Let us shift our resources away from foreign interdiction efforts and toward programs at home that work, including treatment, harm reduction, and prevention programs that reduce this country's demand for drugs and reduce the harm they cause. With the necessary will, we can provide the funding necessary to identify the very best programs. Our new drug policy agenda must be based on objective evaluation and effectiveness.

This is a critical time. It is no longer sufficient to simply criticize the destructive, vengeful, and expensive policies of the past and present. Let us move forward with a bold agenda for creating truly effective drug policies and harm reduction programs. Our approach must force our nation's leaders to define and live by a clearly articulated goal. This means constantly reevaluating our programs, even those dear to our hearts and politically popular, to ensure that our money is being well spent. Our commitment to the objective may mean we have to make difficult decisions, but our citizens deserve nothing less.

Let us also commit to implementation of the programs supported by objective, peer-reviewed research. If truly effective, honestly evaluated programs could attain the following DARE has developed, we might see the demand for drugs in this country drop dramatically.

As we speak, hundreds of thousands of American citizens sit in federal prisons, wasting their lives behind bars because of non-violent drug offenses. Our judges are not allowed to judge, and are still bound by excessive sentencing guidelines that place the power of sentencing into the hands of prosecutors.

While hundreds of thousands of Americans waste their lives away in jails and prisons, a lucky few receive a second chance. Cory Stringfellow is on of the rare fortunates. In just a few short weeks, he will be a free man, with a new appreciation for his freedom. After receiving a pardon from President Clinton, Cory wrote: "I must now take it upon myself to prove to the public the error of determinate criminal sentencing schemes that pay no heed to the circumstances surrounding the crimes nor to the ambitious attempts of the incarcerated to rehabilitate and improve themselves. I am so grateful for the second chance that I have been given to fulfill my dreams. This act has saved my life."

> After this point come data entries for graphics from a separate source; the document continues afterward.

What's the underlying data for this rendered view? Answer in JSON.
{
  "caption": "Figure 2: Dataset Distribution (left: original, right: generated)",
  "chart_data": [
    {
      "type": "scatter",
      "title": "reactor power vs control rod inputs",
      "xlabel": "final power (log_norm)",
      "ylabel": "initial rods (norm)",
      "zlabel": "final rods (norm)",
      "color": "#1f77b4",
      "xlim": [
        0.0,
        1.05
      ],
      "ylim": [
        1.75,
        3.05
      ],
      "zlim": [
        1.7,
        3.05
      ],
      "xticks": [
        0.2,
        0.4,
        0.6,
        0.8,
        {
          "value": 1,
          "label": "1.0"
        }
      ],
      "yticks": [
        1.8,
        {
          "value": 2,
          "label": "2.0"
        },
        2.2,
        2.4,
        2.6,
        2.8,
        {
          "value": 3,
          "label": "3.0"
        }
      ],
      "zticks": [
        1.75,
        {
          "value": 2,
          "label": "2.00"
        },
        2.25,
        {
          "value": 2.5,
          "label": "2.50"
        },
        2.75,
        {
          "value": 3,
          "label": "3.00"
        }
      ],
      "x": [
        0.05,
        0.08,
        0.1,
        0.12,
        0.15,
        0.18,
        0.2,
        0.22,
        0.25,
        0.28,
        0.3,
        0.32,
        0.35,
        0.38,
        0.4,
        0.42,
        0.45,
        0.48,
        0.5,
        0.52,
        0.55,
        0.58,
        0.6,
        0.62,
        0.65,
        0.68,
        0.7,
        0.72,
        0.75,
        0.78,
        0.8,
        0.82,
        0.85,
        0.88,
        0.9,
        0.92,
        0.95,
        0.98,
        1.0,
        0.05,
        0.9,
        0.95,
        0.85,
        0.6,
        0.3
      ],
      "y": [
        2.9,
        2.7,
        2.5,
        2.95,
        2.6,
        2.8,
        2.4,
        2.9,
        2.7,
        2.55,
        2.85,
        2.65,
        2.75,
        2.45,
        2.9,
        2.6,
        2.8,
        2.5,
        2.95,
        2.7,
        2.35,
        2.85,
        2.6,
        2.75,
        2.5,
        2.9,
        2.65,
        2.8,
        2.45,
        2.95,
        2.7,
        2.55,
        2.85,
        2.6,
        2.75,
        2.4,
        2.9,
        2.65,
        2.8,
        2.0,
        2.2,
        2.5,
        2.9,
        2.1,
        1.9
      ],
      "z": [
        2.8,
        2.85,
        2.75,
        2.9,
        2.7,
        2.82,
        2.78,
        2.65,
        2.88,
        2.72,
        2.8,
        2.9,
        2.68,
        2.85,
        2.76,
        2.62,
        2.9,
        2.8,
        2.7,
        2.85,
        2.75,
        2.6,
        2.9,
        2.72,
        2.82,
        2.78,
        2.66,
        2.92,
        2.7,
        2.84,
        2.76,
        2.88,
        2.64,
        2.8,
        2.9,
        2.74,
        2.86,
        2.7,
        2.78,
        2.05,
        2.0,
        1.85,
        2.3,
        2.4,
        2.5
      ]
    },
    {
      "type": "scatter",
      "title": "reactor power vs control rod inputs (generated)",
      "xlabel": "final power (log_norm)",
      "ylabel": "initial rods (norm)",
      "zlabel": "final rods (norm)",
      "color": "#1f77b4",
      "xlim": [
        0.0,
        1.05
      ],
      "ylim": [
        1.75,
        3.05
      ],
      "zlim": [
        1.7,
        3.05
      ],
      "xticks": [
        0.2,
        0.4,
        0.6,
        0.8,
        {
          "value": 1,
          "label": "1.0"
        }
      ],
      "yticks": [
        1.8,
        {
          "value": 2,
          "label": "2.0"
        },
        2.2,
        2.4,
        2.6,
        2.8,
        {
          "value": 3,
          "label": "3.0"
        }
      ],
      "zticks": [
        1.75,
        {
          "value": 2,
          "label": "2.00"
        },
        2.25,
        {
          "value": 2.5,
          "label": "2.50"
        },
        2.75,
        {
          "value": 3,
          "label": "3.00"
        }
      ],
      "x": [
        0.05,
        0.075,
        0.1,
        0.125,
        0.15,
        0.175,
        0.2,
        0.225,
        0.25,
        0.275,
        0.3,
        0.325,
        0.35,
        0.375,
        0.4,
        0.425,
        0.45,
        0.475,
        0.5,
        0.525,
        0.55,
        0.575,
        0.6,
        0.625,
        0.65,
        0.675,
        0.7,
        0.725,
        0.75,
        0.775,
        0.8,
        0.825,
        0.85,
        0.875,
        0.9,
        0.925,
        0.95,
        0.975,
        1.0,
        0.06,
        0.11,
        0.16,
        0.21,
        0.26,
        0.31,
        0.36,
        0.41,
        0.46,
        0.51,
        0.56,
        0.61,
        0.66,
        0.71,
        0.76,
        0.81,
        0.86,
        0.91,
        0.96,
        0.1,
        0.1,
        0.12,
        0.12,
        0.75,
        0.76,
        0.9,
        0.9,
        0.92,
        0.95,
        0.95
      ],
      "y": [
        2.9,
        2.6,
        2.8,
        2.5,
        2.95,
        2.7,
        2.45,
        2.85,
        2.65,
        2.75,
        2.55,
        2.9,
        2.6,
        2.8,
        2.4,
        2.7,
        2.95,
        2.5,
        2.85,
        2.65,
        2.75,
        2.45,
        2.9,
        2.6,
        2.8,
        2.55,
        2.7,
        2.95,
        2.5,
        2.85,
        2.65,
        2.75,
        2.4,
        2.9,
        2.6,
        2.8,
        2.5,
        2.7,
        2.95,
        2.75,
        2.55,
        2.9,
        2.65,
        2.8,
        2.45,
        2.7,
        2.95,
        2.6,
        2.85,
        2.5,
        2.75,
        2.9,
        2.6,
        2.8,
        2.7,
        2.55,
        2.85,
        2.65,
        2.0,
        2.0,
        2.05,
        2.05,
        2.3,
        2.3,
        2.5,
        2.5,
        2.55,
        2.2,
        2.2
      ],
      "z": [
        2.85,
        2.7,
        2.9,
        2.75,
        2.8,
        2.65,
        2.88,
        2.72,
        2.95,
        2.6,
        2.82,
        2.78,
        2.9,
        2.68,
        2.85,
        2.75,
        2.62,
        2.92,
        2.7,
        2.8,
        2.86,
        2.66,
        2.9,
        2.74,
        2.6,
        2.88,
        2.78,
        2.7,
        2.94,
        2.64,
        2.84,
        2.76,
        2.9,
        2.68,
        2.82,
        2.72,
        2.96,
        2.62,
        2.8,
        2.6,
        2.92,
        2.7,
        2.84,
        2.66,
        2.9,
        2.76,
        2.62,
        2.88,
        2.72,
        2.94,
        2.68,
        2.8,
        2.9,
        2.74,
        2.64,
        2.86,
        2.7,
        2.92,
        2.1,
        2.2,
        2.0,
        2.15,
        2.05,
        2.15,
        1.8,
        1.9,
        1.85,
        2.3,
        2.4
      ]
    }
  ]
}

Our war against the war on drugs has made tremendous progress. The American people now recognize the war on drugs is not working, but do not know with what we can replace it, so they advocate its continuation. We can seize this opportunity to provide a replacement. We can point our communities and the nation to the overriding objective: reducing the negative impacts of drugs on our society. We can research the best ways to achieve this objective, and implement only the most effective programs in our communities. We now have a tremendous opportunity.

Let us rise to the challenge and reduce the harm our current approach is causing to substance abusers, victims of crime related to substance abuse, families, our communities, and taxpayers. We know there is a better way. Let us pursue it together.